Local filmmaker Lorenzo Dickerson wants to bring to light to the lesser known parts of Charlottesville’s past.
His latest documentary, “Color Line of Scrimmage,” tells the story of the undefeated and never-scored-upon 1956 Burley High School Bears football team.
The film premiered at the Maupintown Film Festival at the Jefferson School African American Heritage Center on Sunday.
Before being converted to a middle school in 1973, Burley served for 18 years as the area’s only black high school during the time of segregation and Massive Resistance.
“Even though [the 1956 Bears] played during segregated times, because they were so good, both African-Americans and whites attended their games in mass amounts,” Dickerson said.
According to the film, Lane High School had an underwhelming season in 1956, and the University of Virginia was suffering through a 28-game losing streak around the same time.
“We would have people who wanted to see a good football game. They knew Friday night at Burley was the place to be,” team member William Redd said in the film.
On Sunday, Dickerson introduced the film and led a brief question and answer session after the screening. Also in attendance were four members of the 1956 team.

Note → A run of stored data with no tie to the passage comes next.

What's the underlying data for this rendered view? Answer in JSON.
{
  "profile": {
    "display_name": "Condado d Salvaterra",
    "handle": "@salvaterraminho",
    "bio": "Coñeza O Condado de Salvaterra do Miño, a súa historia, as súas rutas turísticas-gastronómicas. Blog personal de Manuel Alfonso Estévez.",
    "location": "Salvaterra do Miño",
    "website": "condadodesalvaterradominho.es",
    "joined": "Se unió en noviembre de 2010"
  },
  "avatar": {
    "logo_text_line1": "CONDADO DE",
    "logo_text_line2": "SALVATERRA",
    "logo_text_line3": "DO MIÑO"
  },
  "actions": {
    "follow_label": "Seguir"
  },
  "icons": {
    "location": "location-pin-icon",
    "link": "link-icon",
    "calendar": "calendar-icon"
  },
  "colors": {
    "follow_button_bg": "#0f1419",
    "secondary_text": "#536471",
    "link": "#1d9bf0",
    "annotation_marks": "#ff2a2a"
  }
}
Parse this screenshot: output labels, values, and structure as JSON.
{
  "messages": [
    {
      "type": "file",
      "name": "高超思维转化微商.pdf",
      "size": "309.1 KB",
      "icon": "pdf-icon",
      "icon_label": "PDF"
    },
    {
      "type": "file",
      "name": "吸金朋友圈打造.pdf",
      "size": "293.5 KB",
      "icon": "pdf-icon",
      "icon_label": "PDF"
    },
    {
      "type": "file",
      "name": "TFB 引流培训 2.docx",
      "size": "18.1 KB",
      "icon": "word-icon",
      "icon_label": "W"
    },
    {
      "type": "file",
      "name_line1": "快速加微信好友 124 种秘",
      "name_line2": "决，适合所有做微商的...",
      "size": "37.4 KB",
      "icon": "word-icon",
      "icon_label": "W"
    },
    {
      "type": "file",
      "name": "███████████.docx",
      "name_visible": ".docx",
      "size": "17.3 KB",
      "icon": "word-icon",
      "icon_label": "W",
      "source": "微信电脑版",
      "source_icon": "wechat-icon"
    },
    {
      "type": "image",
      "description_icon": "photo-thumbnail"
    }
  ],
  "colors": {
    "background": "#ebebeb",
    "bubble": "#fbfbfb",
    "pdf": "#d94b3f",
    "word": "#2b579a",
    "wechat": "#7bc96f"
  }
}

Born and raised in Albemarle, Dickerson had grandparents who attended Burley and he grew up hearing stories of the school’s accomplished sports teams. The story of the 1956 football team came up again at a family gathering when Dickerson moved back to Charlottesville from Maryland last year, and he saw the potential for a documentary.
Aiding in the research and interview process was the Burley Varsity Club, an organization of Burley High athletics alumni.
“I got in touch with the president of the group, and off the top of his head he already knew one of the players who was still here in Charlottesville,” said Dickerson. “That was the first interview I did, with Mr. William Redd. He put me in touch with a few of the other players, so I was able to meet with those guys and do interviews, as well.”
Also interviewed for the film was Charles Barbour, the city’s first African-American mayor and an early proponent of the Downtown Mall. In the interview, Barbour recalled getting married and starting to work at the UVa hospital the same year he began attending Burley and playing football.
The players also recounted meeting and being coached by Charlottesville native and New York Giants offensive lineman Roosevelt Brown. The same year, the Giants won the NFL championship. Brown inspired the Burley Bears and taught them professional plays.
Dickerson said he thinks stories like that of the 1956 Burley Bears are vital, under-acknowledged parts of local history. While Burley Middle School dedicates a hallway to images and memorabilia from the high school, Dickerson said such displays are too easily ignored.
“People walk those hallways all the time without paying attention. If you don’t enter the school, which the vast majority of people here have no reason to do, then you never know the story,” he said. “When I went to Burley to film parts of this film, I was in that hallway, and I realized there was a picture of my own grandmother on the wall and I had never seen it before.”
That discovery shows Dickerson’s deeply personal connection as a filmmaker to his subject matter. His first documentary, “The Coachman,” followed his own great-great-grandfather’s life as a coachman in what is now Keswick Estates.
“The Coachman” sparked Dickerson’s love for the art. In addition to “Color Line of Scrimmage,” he will soon release a documentary about the historical experiences of students and teachers in rural schools and black high schools called “Albemarle’s Black Classrooms.”
“Part of what I do as a filmmaker is really wanting to tell the stories that are here, locally, that we don’t hear and are not taught about in school,” he said.